Em regiões onde o baixo teor de fibras, não foi adoptada em carboidratos dieta ocidental, IBD tende a ser muito raro. Mas em países como os Estados Unidos, os casos continuam a subir. De acordo com um estudo, “As alterações na composição da microbiota intestinal e dieta são indicados como muito importante para iniciar e sustentar a inflamação em pacientes com DII.”
Fibra parece ser o componente mais importante na luta contra a IBD. Na verdade, este mesmo estudo afirma que a suplementação de fibra dietética pode prolongar a remissão e reduzir as lesões no intestino.
Na realidade, menos de cinco por cento dos americanos comem bastante fibra. A ingestão média de fibra em os EUA é de cerca de 15,7-17 gramas por dia, quando deveria estar mais perto de 25 gramas para as mulheres e 35 gramas para homens.
Simplesmente adicionando frutas, legumes, lentilhas, grãos integrais, legumes e / ou feijão para cada refeição, você pode aumentar sua ingestão de fibra dramaticamente. E, se tudo o mais falhar, suplementos de fibra são uma opção, embora eles tendem a ser feitos a partir de fontes individuais e não têm a variedade de fibras encontradas em alimentos integrais.
Ao mesmo tempo, eliminar carboidratos refinados e açúcar de sua dieta. Os açúcares podem aumentar o pH no intestino grosso, tornando-o muito mais acídico e propenso a desequilíbrios bacterianas, infecções, diarreia e outros sintomas.

Proteger com probióticos:
Falando de desequilíbrio bacteriano, a pesquisa está começando a reconhecer a importância de restabelecer o equilíbrio microbiano no intestino, especialmente quando se trata de colite ulcerativa. A suplementação com probióticos é a melhor maneira de garantir o trato gastrointestinal é inundado com bactérias benéficas que mantêm um ambiente equilibrado e saudável.
Um estudo seguiu 29 crianças com colite ulcerosa tratados com uma preparação chamada probiótico VSL # 3 ou placebo durante um ano. Treze dos 14 pacientes que tomaram a probióticos responderam ao tratamento e entrou em remissão, em comparação com quatro doentes no grupo placebo. Além disso, apenas três dos 14 na terapia probiótica teve uma recaída um ano depois, em comparação com 11 de 15 no grupo.

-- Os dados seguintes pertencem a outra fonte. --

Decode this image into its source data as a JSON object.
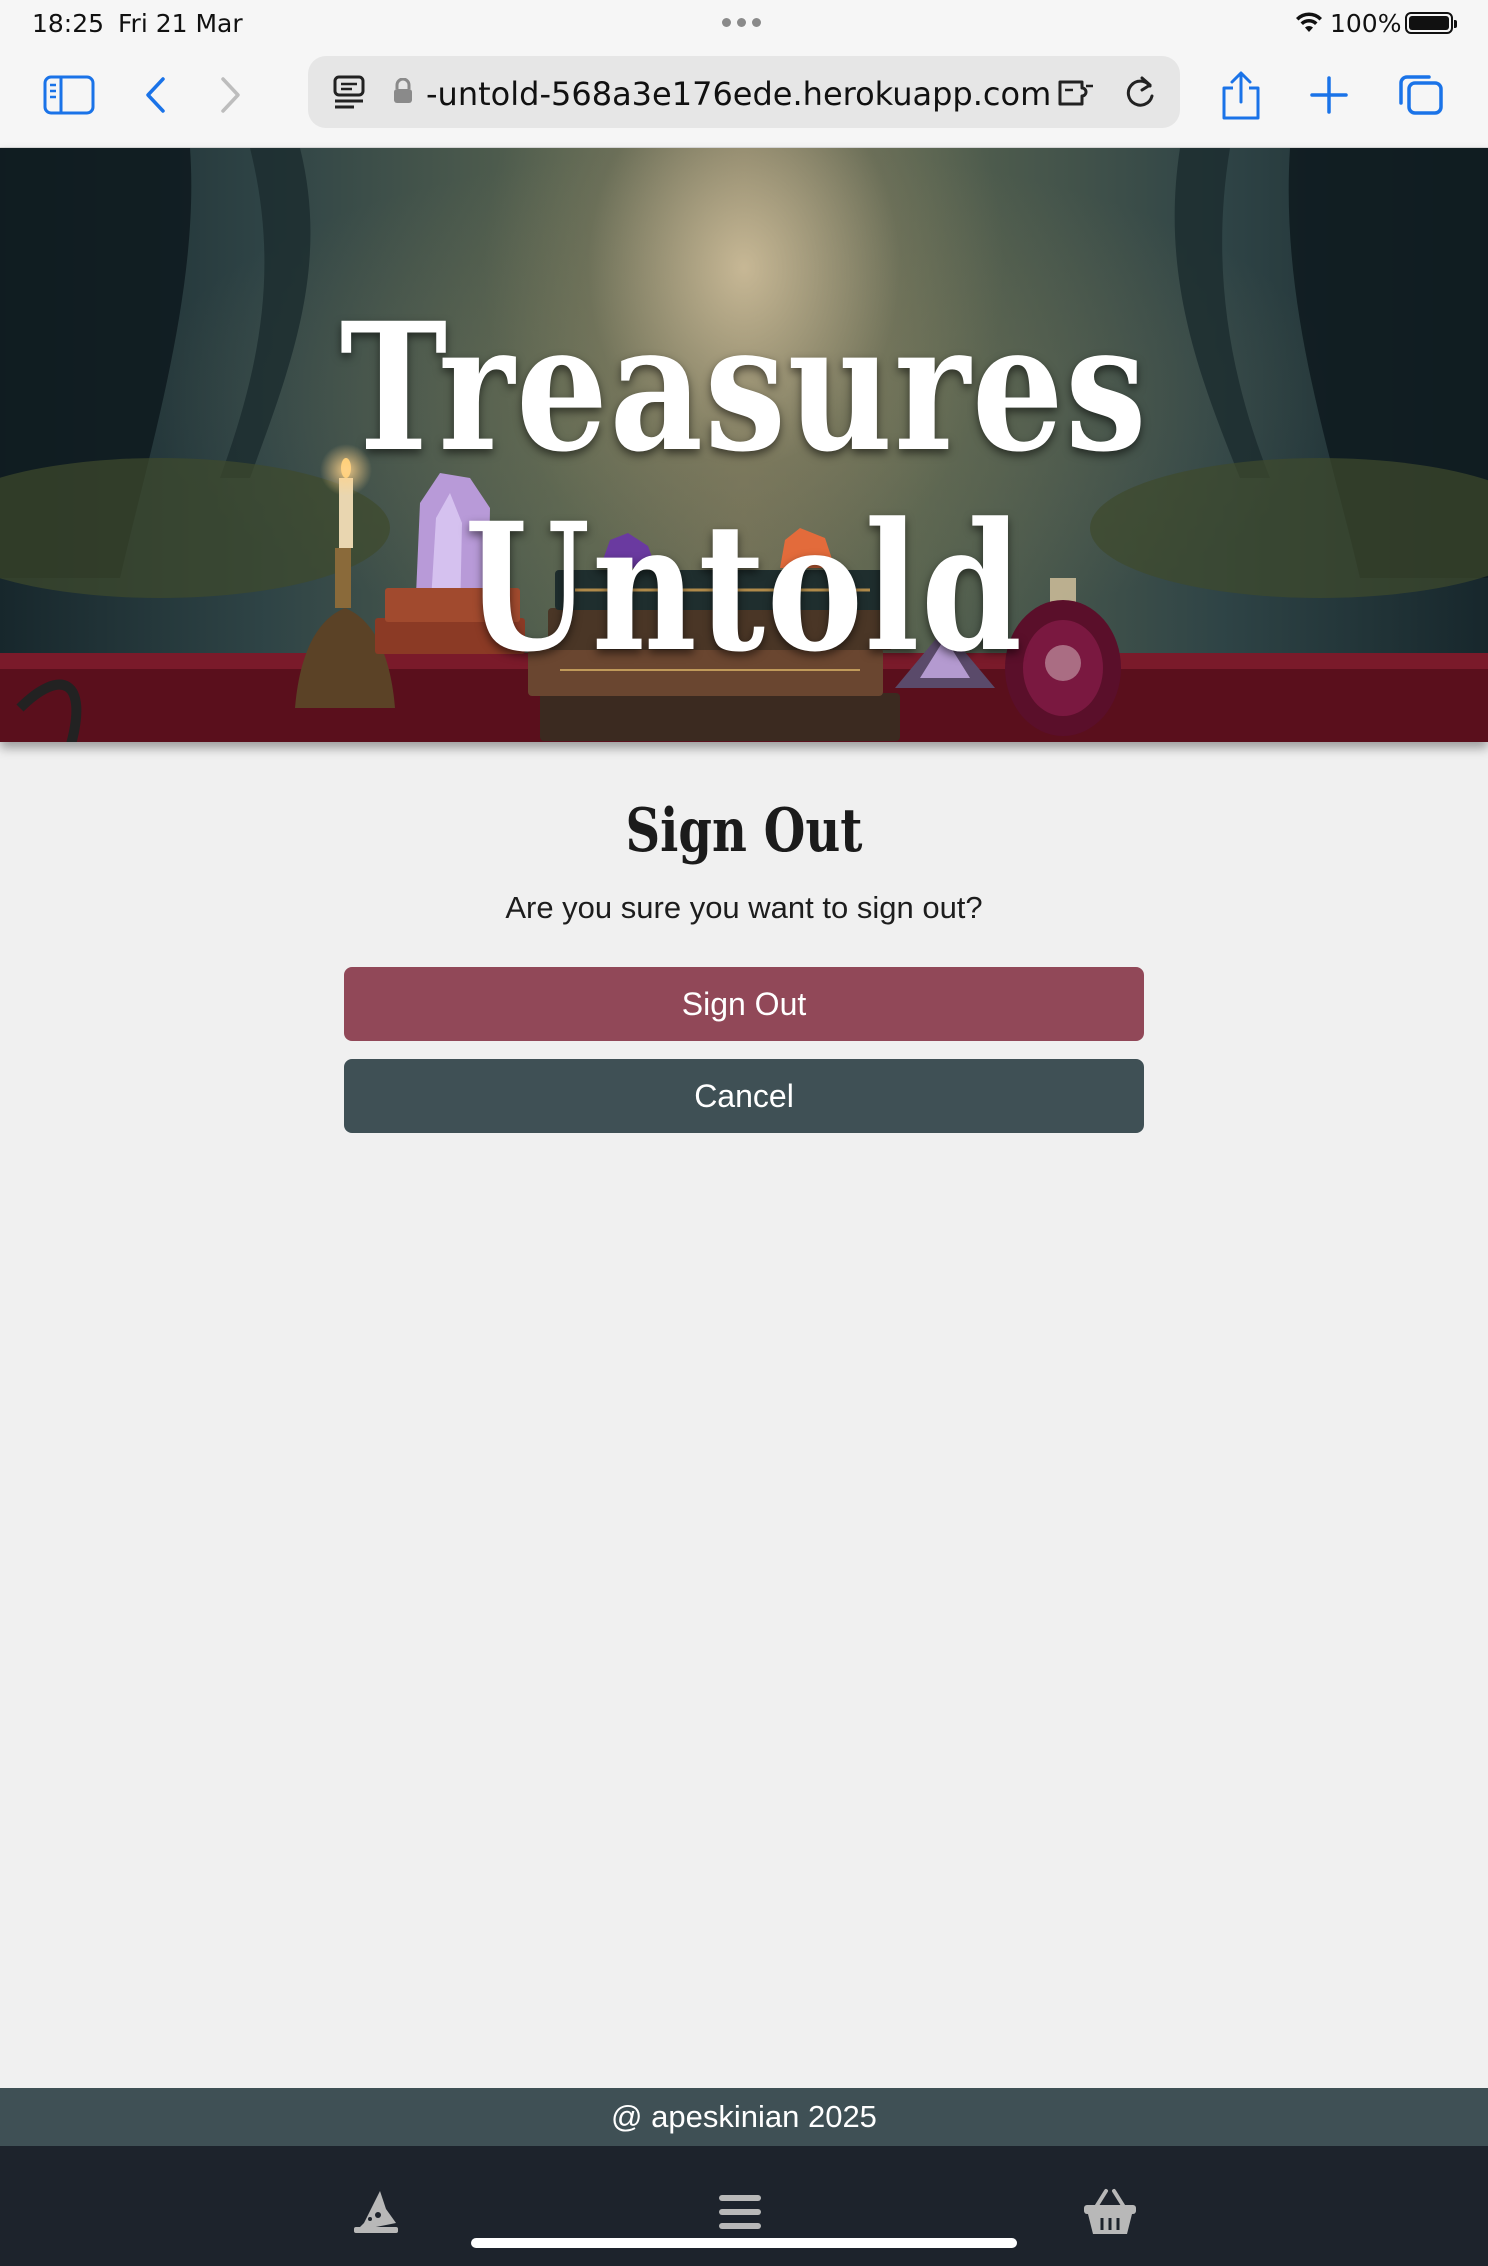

Outra probiótico, Escherichia coli Nissle 1917, também foi mostrado para provocar a remissão em colitis ulcerativa.
Simplificando, tomar um suplemento probiótico diária definitivamente não vai doer e mais do que provavelmente pode ajudar.

Finalmente, para ajudar a repor os baixos níveis de certos nutrientes, muitas vezes visto em pacientes com DII, tomar um suplemento multivitamínico / mineral diário é uma obrigação.
Em alguns casos, um multi prêmio de qualidade pode ser tudo que você precisa para trazer os níveis de nutrientes de volta em uma escala saudável. Em outros casos, os suplementos adicionais podem ser justificados, como os tiros B12, ferro prescrição ou cápsulas de altas doses de vitamina D que podem ajudar a garantir que os níveis de sangue chegar ao 40-50 ng faixa ideal / mL.
Lidar com uma situação para a qual não existe uma “cura” pode ser frustrante. Mas, felizmente, de uma abordagem proactiva, centrada no estilo de vida pode ajudar a acalmar IBD a tal ponto que já não afeta sua vida cotidiana.